I chose to tell them about Rama and his years spent as a hermit in the forest
. I emphasised the virtues of endurance and suffering, for in my heart I did not believe that the community would survive the ambition of the fat businessman. I narrated the rescue of the abducted queen and the war between what was righteous and evil. I inserted my own bits about Rama, Sita, Lakshmana and Bharata. They heard whatever they wished to believe. At night everything sounded credible.

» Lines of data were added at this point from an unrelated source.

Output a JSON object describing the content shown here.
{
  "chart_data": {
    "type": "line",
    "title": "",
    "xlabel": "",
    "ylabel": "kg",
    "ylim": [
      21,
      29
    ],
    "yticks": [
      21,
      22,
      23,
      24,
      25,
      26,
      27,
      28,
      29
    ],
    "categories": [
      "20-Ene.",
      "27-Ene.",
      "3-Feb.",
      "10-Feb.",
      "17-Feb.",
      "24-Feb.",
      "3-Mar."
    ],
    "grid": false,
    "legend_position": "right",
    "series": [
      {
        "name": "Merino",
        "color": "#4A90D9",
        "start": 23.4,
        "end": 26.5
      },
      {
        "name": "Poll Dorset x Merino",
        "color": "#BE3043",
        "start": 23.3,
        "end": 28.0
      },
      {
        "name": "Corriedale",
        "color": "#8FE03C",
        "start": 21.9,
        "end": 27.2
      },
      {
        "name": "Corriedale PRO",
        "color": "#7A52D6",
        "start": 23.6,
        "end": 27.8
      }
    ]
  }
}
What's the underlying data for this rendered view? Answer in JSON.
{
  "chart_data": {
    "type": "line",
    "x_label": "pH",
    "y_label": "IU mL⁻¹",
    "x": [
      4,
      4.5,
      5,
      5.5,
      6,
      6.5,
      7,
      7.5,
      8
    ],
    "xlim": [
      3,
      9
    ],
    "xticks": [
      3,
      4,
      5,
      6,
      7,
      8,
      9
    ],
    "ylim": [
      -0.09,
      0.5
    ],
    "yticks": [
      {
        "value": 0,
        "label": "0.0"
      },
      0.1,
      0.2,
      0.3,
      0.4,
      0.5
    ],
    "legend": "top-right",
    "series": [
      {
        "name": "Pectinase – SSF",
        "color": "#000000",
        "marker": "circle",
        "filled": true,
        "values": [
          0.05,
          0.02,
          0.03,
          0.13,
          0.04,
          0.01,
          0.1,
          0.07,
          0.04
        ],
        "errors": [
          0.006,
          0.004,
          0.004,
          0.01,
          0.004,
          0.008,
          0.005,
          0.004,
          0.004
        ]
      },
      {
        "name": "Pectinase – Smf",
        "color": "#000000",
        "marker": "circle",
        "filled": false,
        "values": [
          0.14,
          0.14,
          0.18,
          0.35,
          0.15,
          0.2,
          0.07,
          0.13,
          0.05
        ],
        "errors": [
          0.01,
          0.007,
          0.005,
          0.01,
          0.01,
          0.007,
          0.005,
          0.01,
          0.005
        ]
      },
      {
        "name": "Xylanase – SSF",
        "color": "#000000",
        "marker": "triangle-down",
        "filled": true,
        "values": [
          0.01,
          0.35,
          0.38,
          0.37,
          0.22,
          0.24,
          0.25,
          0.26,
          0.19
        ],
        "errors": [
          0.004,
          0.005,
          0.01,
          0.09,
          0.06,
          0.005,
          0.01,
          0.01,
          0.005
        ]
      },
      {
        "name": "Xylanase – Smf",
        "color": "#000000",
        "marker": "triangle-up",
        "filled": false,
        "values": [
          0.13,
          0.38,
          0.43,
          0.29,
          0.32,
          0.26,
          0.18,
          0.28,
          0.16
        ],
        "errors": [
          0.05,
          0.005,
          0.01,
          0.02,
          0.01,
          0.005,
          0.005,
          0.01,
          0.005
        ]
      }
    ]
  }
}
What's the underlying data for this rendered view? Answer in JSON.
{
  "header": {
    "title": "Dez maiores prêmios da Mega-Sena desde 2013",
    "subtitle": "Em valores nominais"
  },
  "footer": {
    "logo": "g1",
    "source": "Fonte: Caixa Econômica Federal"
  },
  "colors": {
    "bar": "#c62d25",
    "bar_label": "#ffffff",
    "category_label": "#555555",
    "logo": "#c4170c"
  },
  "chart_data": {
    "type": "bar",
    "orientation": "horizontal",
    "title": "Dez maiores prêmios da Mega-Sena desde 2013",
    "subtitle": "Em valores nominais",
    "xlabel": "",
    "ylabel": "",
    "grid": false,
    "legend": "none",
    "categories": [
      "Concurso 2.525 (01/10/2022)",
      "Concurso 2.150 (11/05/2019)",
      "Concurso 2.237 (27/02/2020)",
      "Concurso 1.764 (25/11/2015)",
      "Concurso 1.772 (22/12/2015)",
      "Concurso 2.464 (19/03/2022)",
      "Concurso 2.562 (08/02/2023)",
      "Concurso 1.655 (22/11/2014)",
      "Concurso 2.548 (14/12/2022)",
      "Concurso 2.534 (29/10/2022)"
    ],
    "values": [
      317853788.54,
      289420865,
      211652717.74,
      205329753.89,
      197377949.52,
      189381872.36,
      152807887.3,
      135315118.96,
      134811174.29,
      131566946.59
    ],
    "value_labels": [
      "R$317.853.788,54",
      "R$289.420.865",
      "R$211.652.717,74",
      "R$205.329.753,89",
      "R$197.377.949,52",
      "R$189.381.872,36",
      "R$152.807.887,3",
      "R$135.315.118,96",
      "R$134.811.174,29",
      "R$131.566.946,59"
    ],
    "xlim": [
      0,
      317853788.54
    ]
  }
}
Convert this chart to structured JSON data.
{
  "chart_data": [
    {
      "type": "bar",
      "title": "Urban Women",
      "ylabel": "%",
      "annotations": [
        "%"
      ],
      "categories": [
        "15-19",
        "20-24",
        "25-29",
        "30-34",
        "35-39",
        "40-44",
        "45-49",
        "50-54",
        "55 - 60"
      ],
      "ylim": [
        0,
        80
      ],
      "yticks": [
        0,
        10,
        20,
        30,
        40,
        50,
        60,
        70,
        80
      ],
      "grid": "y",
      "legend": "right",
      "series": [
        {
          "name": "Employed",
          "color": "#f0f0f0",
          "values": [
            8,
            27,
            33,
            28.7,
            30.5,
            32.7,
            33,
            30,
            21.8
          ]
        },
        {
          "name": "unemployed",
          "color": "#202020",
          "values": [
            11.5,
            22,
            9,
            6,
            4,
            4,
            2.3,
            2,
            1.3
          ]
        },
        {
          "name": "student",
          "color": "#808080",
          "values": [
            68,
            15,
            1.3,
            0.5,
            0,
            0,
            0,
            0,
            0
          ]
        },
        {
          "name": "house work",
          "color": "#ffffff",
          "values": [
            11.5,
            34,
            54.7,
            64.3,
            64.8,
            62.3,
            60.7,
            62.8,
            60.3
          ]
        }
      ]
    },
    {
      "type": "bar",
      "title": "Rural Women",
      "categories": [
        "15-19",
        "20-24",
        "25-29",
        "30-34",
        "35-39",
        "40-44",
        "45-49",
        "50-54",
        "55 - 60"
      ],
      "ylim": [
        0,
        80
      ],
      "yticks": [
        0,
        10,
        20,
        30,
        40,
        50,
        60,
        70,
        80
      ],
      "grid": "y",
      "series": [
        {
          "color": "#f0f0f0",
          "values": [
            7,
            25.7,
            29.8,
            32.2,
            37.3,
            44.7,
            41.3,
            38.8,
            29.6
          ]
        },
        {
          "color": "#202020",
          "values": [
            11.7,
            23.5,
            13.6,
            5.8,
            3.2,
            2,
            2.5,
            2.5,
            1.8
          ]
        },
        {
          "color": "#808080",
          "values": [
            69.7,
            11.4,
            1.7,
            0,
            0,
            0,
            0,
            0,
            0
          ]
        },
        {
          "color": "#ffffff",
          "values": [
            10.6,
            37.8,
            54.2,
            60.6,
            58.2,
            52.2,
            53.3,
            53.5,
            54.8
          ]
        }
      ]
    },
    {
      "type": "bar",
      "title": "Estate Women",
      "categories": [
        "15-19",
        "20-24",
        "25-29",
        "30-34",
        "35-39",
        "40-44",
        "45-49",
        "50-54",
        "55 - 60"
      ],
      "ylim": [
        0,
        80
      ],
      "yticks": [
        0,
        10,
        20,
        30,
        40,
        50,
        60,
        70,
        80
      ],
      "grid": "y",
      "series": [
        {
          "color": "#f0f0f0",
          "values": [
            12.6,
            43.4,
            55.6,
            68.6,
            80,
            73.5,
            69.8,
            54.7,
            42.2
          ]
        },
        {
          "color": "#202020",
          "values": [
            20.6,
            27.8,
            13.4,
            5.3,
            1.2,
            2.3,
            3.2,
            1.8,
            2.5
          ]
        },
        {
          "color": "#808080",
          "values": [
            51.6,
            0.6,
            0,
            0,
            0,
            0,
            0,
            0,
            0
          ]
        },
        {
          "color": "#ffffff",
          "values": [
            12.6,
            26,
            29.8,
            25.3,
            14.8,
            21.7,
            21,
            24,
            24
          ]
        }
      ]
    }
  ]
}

Someone thrust a bottle of a locally made brew in my hands, and then another. We drank until we were unable to stand steadily. The pounding of drums and the plaintive sound of a harmonium became the heartbeat of the community. Singing replaced the stories. We sank into the primitive depths of the night in a state of dangerous contentment. Such amazing sights! The dance of horned humans around a gigantic fire. Winged creatures, too ugly to be angels, and young boys in white. Demure houris. A nocturnal migration.
Throw in your souls! a voice demanded. Keep feeding the flames of life!
So! This was where they escaped to from Heaven when God slept. The mullah’s Paradise was a distant vision. Abandoned, green acres. The silence of sterility.
When I awakened, there was only the quietness of stars. I lay on the ground, gripped by a furious headache while around me drunken bodies snored, twisted and calmed by oblivion.
The entire universe was in sight and in my exclusive possession. The Creator had made Vamana and decided not to repeat the mistake. The curse of imperfection was aloneness and an unending supply of unanswerable questions.
Wander the spaces and live through the expanse of eternity. It is yours alone. Your seeds will never create life.
But I have a mind! I am not alone!
A breeze caressed my face. The sky told me that dawn was still at a distance.
In the godown I gathered whatever was needed. Inside the satchel there was a sturdy piece of timber, string, a knife and the folded hessian sack. I rubbed myself with coconut oil and tied a loincloth loosely around my waist. I was ready.
It wasn’t easy to climb up to the roof. I slipped and fell. I rubbed my hands with dirt for a firmer grip on the pole. I cut the wires and twisted the eye so that it didn’t point to the sky. I howled at the moon and claimed victory.